Note: When you define a meta structure for a node, keep in mind that you must define message update rules with the meta for that node. See node manual for more details of how to define rules for a node.

Example

This section provides a concrete example of how to create and use meta in RxInfer.jl. Suppose that we have the following Gaussian model:

\[\begin{aligned} x & \sim \mathrm{Normal}(2.5, 0.5)\\ y & \sim \mathrm{Normal}(2*x, 2.0) \end{aligned}\]

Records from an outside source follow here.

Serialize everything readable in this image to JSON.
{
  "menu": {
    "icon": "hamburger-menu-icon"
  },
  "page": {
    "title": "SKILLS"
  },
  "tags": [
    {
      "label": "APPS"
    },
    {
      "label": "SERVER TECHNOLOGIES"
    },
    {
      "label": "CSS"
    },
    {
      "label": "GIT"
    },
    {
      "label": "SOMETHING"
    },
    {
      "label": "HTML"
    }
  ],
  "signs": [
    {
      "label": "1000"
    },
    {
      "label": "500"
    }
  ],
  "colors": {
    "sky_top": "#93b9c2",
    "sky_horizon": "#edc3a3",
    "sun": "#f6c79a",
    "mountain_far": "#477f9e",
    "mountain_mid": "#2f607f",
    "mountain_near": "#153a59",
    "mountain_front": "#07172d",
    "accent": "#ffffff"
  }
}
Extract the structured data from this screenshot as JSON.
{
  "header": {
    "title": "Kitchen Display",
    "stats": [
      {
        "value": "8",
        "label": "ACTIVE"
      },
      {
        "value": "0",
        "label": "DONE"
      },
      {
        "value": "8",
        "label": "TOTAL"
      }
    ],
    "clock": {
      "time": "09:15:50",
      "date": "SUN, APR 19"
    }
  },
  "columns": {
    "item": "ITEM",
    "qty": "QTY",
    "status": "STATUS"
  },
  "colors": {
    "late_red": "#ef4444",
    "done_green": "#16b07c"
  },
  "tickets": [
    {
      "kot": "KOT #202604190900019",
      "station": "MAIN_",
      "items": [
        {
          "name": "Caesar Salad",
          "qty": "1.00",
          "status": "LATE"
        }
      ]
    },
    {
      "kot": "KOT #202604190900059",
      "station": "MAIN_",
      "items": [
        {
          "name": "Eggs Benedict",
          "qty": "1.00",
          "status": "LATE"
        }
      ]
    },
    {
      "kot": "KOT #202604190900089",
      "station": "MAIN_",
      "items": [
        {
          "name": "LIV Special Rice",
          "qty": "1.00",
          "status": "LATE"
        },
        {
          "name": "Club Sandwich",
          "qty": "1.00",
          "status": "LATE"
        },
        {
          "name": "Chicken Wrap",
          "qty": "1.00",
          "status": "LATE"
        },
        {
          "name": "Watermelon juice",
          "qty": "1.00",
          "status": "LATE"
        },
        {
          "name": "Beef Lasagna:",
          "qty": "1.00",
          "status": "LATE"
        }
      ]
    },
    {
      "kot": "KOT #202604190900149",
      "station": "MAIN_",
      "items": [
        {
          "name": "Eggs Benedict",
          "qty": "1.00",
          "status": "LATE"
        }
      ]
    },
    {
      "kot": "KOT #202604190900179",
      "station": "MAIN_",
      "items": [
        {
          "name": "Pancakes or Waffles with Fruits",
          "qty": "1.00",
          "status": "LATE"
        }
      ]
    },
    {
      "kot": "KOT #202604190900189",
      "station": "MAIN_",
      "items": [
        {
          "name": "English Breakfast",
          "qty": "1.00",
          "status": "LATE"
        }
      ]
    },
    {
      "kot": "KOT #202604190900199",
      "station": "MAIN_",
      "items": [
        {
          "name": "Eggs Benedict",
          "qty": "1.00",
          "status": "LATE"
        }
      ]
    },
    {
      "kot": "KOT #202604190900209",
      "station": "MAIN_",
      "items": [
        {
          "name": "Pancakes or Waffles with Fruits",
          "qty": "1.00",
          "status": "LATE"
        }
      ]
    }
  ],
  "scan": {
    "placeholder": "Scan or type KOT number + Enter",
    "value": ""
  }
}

where $y$ is observable data and $x$ is a latent variable. In RxInfer.jl, the inference procedure for this model is well defined without the need of specifying any meta data for the Normal node.

using RxInfer

#create data
y_data = 4.0

#make model
@model function gaussian_model()
    y = datavar(Float64)

    x ~ NormalMeanVariance(2.5, 0.5)
    y ~ NormalMeanVariance(2*x, 2.)
end

#do inference
inference_result = inference(
    model = gaussian_model(),
    data = (y = y_data,)
)
Inference results:
  Posteriors       | available for (x)

However, let's say we would like to experiment with message update rules and define a new inference procedure by introducing a meta structure to the Normal node that always yields a Normal distribution with mean $m$ clamped between lower_limit and upper_limit for the outbound messages of the node. This is done as follows:

#create your new meta structure for Normal node
struct MetaConstrainedMeanNormal{T}
    lower_limit :: T
    upper_limit :: T
end

#define rules with meta for the Normal node
@rule NormalMeanVariance(:out, Marginalisation) (q_μ::Any, q_v::Any, meta::MetaConstrainedMeanNormal) = begin
    return NormalMeanVariance(clamp(mean(q_μ), meta.lower_limit, meta.upper_limit), mean(q_v))
end

@rule NormalMeanVariance(:μ, Marginalisation) (q_out::Any, q_v::Any, meta::MetaConstrainedMeanNormal) = begin
    return NormalMeanVariance(clamp(mean(q_out), meta.lower_limit, meta.upper_limit), mean(q_v))
end
#make model
@model function gaussian_model_with_meta()
    y = datavar(Float64)

    x ~ NormalMeanVariance(2.5, 0.5)
    y ~ NormalMeanVariance(2*x, 2.)
end

custom_meta = @meta begin
    NormalMeanVariance(y,x) -> MetaConstrainedMeanNormal(-1, 1)
end

#do inference
inference_result = inference(
    model = gaussian_model(),
    data = (y = y_data,),
    meta = custom_meta
)
Inference results:
  Posteriors       | available for (x)

Disclaimer: The above example is not mathematically correct. It is only used to show how we can work with @meta as well as how to create a meta structure for a node in RxInfer.jl.